Но этой ночью не было никакого собачьего наваждения, телефон же прозвучал резко:
– Товарищ Ордынина. Вас просят в Чека.
– Что?
– Идут допросы. Перебежчики.
Это – за сутки до съезда.
Ночь. Шипят сосны.
Еще с синих сумерек поднялась слезливая луна, шла над снегами колкая поземка. Идут над землею мглистые облака, луна за ними мутна и поспешна. Перед ночью на суходоле, там, где всегда собирается стая, выли волки, звали вожака.
Вожак же лежит в буреломе – весь день и всю ночь.
Шипят сосны, и кругом молодые елочки, уже переставшие хмуриться. Много лет назад прошла здесь необычайная гроза, свалившая борозду сосен. И здесь волчиха приносила детенышей, которых надо было кормить. Волк жил, чтобы рыскать, есть и родить, как живет каждый волк. – Не было едова, были вьюги, волки садились в круг, лязгали зубами и выли ночами, тоскливо и долго, вытягивая нерв за нервом.
Шипят сосны, и волки – воют, воют, воют, призывая вожака.
Вожак же лежит в буреломе.
Три ночи тому назад, за оврагом, у тропы к водопою, у молодых елочек, заваленных снегом, волки в черной ночной мути, шаря по полям, нашли дохлую овцу. Долго сидели вокруг нее волки, воя тоскливо, труся придвинуться ближе и пощелкивая голодно зубами, слезясь жесткими глазками. А потом, когда бросилась стая с визгом и воем на дохлую овцу, с поджатыми хвостами и – точно под палкой собака – с изогнутыми костлявыми спинами, – в серой ночной мути, – не заметила стая, как попала в капкан – самка вожака, чтобы метаться на лязгающей цепи и выть до рассвета, – и утром пришел Володька, вскинул самку на лыжи и увез в залу к скотине.
Шипят сосны. Ветер дует колкой поземкой. Вожак понуро поднимается с вылежанного места, тоскливо тянется, сначала передними ногами, затем задними, и лижет запекшимся своим языком снег.

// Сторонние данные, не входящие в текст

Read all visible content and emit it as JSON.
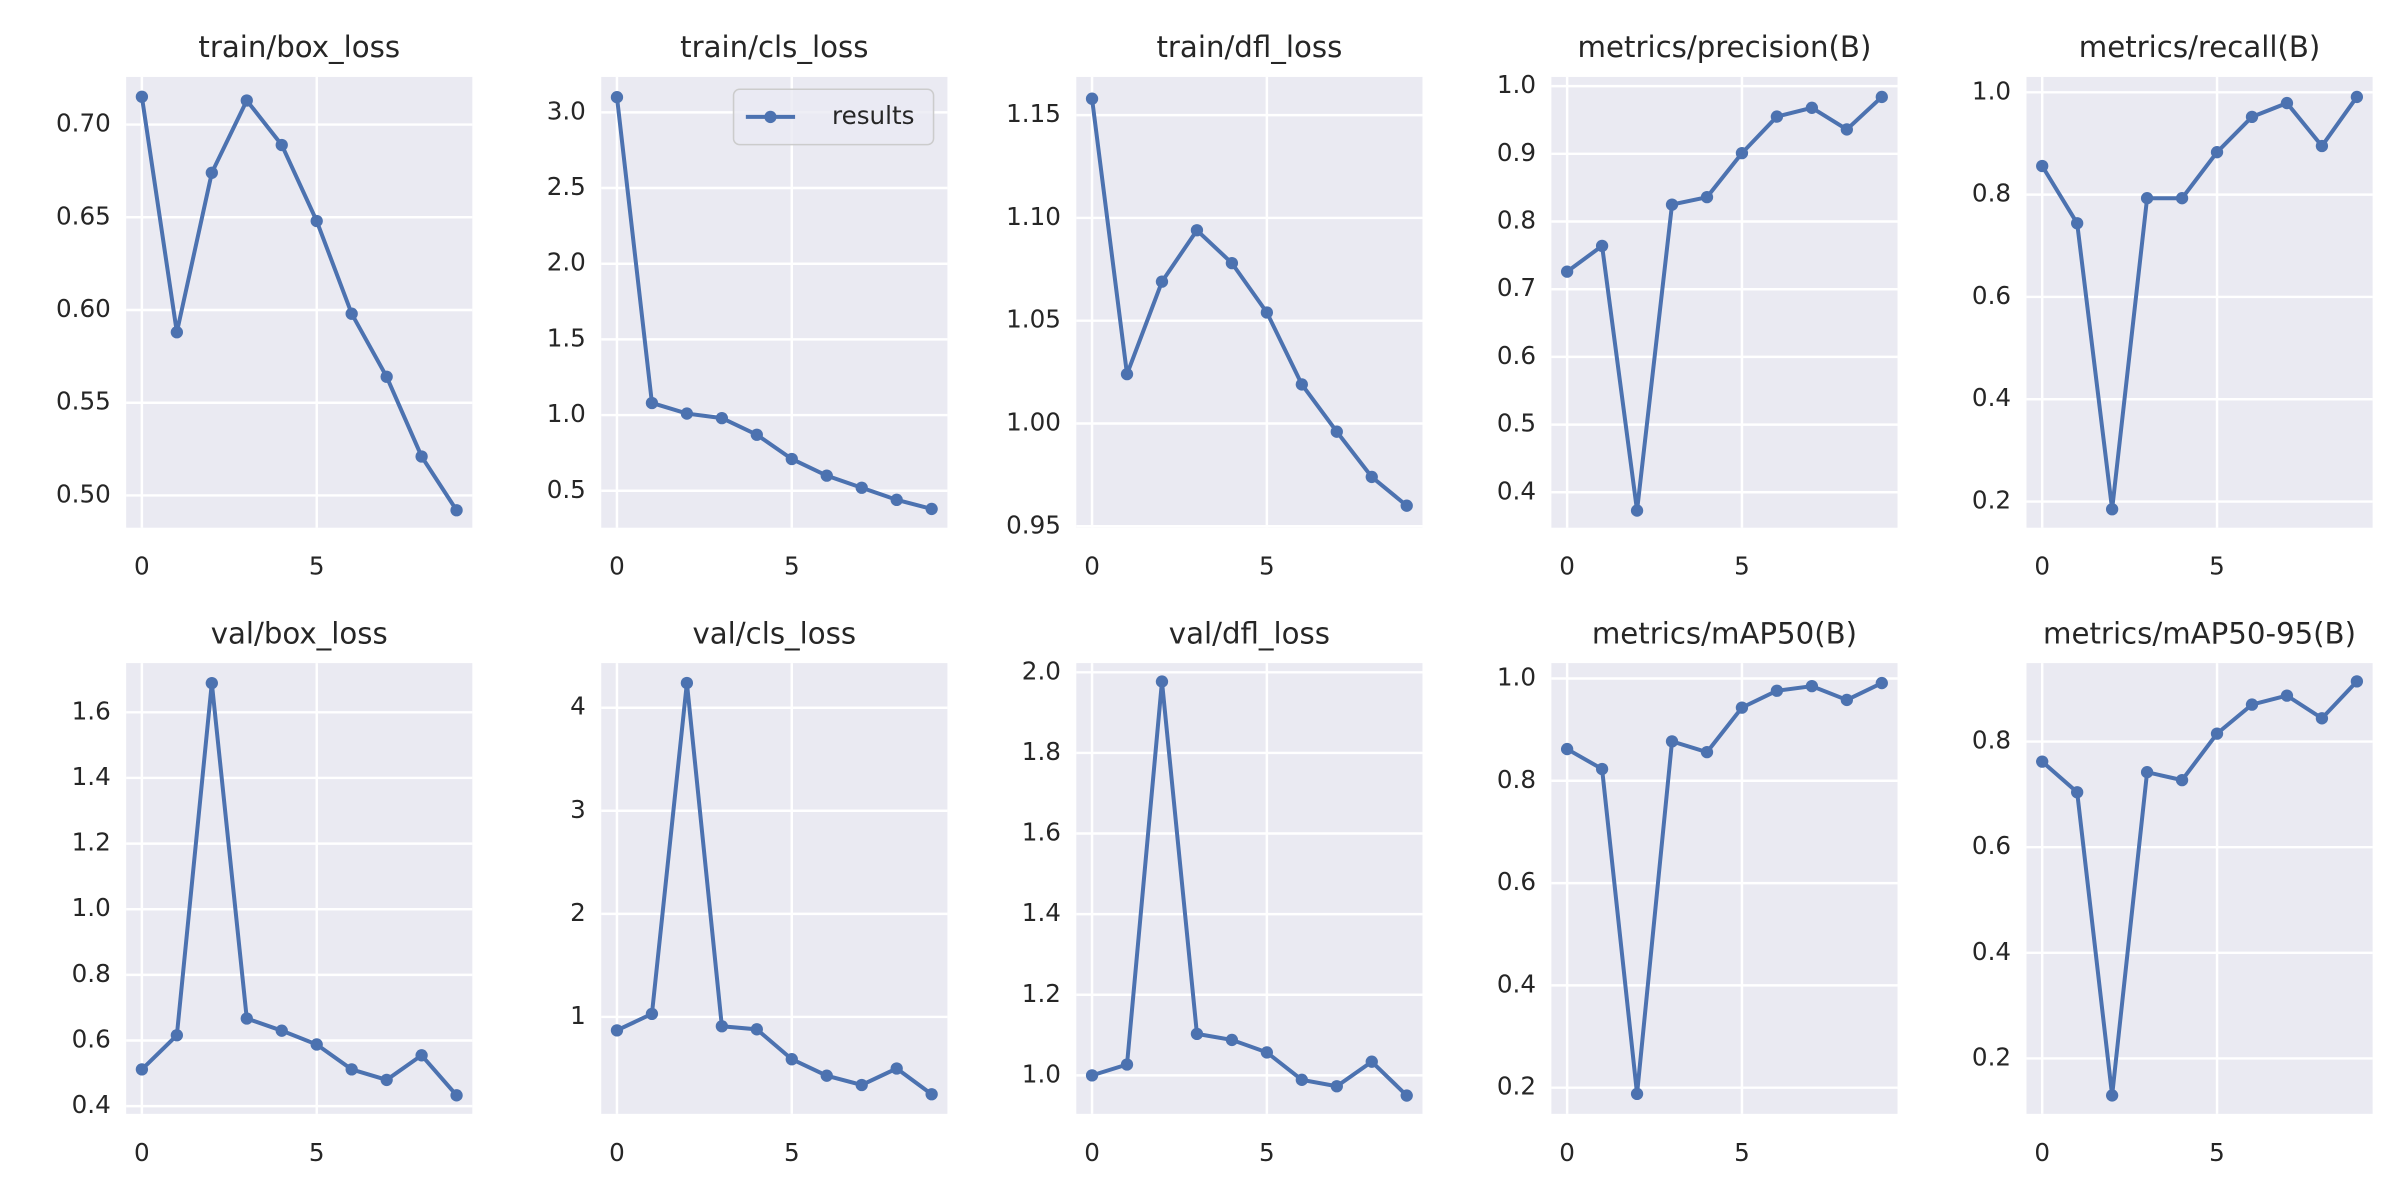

Вожак идет на лысый верх суходола из деревьев, слушает, нюхает. Ветер здесь много крепче, скрипят деревья, из черного поля несет пустотой и холодом. Вожак воет протяжно. Ему никто не отвечает. Тогда он стелет полями, к водопою, к тому месту, где погибла жена. Страшно было бы повстречать его в ту пору в пустых полях, – и ветер дует как злой старичишко, в колкой поземке. –
– И далеко в пустых полях вспыхивает красный глаз поезда.
В международном вагоне, в спокойствии Пульмана, где не жаль желчи желтух и карт Великой Европейской Российской Равнины издания 15 декабря 1825 года, в ночь – в ночи, перед последней остановкой у города, у окна в коридоре, стояли двое, сложив уже свои чемоданы, и говорили в тишине Пульмана поанглийски, – перс, член ЦК ИрКП, и инженер из Голутвина.

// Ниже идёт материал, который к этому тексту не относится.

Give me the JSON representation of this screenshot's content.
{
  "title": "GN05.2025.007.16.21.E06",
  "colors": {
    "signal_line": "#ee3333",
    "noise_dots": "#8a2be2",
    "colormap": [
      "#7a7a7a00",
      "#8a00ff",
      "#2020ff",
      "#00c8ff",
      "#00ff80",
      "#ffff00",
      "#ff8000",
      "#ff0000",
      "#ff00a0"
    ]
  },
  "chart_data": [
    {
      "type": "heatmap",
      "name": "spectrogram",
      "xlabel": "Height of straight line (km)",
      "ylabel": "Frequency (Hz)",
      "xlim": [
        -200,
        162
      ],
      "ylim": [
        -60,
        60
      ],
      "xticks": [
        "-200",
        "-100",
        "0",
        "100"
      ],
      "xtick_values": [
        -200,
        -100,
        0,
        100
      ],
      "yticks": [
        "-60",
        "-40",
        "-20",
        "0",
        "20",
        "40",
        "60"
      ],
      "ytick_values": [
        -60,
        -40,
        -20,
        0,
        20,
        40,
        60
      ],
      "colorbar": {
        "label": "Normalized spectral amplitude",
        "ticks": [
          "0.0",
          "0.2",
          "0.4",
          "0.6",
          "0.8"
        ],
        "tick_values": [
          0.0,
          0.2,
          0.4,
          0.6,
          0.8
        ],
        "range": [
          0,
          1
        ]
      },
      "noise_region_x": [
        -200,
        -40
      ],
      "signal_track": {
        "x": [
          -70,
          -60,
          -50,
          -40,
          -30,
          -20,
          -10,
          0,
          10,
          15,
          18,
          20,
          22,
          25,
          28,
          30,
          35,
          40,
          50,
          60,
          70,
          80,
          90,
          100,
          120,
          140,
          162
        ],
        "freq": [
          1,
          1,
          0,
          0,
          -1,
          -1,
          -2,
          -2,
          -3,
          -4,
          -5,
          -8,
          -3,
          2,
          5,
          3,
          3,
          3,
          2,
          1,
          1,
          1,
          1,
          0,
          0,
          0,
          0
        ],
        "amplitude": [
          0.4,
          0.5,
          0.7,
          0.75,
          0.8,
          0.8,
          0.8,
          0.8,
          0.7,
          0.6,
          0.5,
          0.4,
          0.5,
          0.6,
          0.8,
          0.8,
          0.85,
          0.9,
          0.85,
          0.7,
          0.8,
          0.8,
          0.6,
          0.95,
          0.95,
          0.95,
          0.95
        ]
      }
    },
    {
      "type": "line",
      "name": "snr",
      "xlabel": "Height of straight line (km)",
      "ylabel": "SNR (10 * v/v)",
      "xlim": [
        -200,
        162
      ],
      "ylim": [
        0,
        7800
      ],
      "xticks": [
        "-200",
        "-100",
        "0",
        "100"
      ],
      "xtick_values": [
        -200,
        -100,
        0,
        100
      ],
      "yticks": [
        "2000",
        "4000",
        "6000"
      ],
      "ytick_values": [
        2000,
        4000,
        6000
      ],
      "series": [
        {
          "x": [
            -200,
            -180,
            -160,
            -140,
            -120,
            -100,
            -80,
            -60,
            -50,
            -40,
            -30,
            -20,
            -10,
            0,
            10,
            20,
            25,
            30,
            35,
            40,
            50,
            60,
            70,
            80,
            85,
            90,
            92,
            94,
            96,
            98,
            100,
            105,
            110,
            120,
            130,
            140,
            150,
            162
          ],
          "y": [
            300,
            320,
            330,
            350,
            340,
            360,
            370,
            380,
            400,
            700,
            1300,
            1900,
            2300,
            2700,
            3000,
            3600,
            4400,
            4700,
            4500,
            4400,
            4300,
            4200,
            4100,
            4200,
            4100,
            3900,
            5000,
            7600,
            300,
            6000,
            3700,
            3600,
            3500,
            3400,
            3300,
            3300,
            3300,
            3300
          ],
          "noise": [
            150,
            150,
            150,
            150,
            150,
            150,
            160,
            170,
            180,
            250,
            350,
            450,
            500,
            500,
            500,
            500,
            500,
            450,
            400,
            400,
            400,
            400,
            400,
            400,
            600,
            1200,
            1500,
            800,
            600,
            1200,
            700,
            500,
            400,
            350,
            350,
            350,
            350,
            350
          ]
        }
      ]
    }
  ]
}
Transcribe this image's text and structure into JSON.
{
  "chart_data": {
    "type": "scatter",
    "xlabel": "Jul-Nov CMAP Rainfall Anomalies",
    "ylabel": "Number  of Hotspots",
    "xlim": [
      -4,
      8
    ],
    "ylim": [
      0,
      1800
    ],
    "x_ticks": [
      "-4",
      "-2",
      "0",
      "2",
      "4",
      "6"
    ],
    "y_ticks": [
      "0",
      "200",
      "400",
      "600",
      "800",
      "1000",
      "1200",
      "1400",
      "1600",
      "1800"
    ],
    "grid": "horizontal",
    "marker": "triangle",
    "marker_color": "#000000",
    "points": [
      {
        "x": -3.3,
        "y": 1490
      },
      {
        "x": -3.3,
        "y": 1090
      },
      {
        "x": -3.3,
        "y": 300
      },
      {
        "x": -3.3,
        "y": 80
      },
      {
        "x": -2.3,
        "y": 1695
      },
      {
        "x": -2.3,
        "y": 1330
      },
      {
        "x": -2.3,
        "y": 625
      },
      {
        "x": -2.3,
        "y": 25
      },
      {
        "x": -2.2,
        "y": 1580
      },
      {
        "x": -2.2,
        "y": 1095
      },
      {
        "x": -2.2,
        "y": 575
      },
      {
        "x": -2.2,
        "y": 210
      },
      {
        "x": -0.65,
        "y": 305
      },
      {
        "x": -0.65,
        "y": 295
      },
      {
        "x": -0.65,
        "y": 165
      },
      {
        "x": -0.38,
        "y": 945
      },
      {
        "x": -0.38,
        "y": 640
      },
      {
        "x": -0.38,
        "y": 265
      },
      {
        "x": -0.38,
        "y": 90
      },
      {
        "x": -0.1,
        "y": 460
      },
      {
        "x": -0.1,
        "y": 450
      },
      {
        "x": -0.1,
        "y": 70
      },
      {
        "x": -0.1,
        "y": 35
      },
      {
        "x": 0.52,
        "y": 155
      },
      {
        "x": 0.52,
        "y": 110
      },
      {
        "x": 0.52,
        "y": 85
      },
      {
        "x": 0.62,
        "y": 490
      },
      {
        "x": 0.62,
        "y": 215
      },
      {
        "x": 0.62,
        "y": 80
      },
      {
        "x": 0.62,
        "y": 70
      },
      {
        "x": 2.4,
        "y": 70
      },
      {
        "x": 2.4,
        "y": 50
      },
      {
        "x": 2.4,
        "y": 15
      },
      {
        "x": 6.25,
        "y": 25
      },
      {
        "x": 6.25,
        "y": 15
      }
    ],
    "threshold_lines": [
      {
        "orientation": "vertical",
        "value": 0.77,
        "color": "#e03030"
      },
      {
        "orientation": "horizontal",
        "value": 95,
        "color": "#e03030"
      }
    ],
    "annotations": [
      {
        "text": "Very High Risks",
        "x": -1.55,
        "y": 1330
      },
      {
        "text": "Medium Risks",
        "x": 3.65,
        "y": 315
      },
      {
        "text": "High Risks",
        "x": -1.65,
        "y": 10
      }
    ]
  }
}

– Когда из-за рубежей смотришь на Россию, – это грандиозная картина, я не нахожу слов! Нищая, раздетая, голодная – прекрасная женщина Россия стала против всего мира и за весь мир, и всему земному шару, кинутому вселенной в котлы революций, несет ослепительную правду, против которой нет честного, имеющего силу поднять руку и слово. Я был в Англии, в Индии, в Персии, – весь мир дрожит, сотрясаемый теми волнами, что широким простором идут в России. Вы чувствуете, какую ослепительную, какую грандиозную, – я не нахожу слов! – какую невероятную правду несет великая Россия, прекрасная мать народов?! Величайшая стихия, которая мучится прекрасными родами! Где-то в джунглях, в одиночестве, я чувствовал, как на северо-западе грандиозная гроза вулканов озонирует мир! – и даже джунгли дышат этим озоном. Моря и вулканы – переместились!
В тишине Пульмана, в вагоне как буржуа, в полумраке коридора, пахнущего сулемой, перс, разветривший уже восточные свои запахи, вскинул руками и вскрикнул непонятное, странное, на родном своем языке.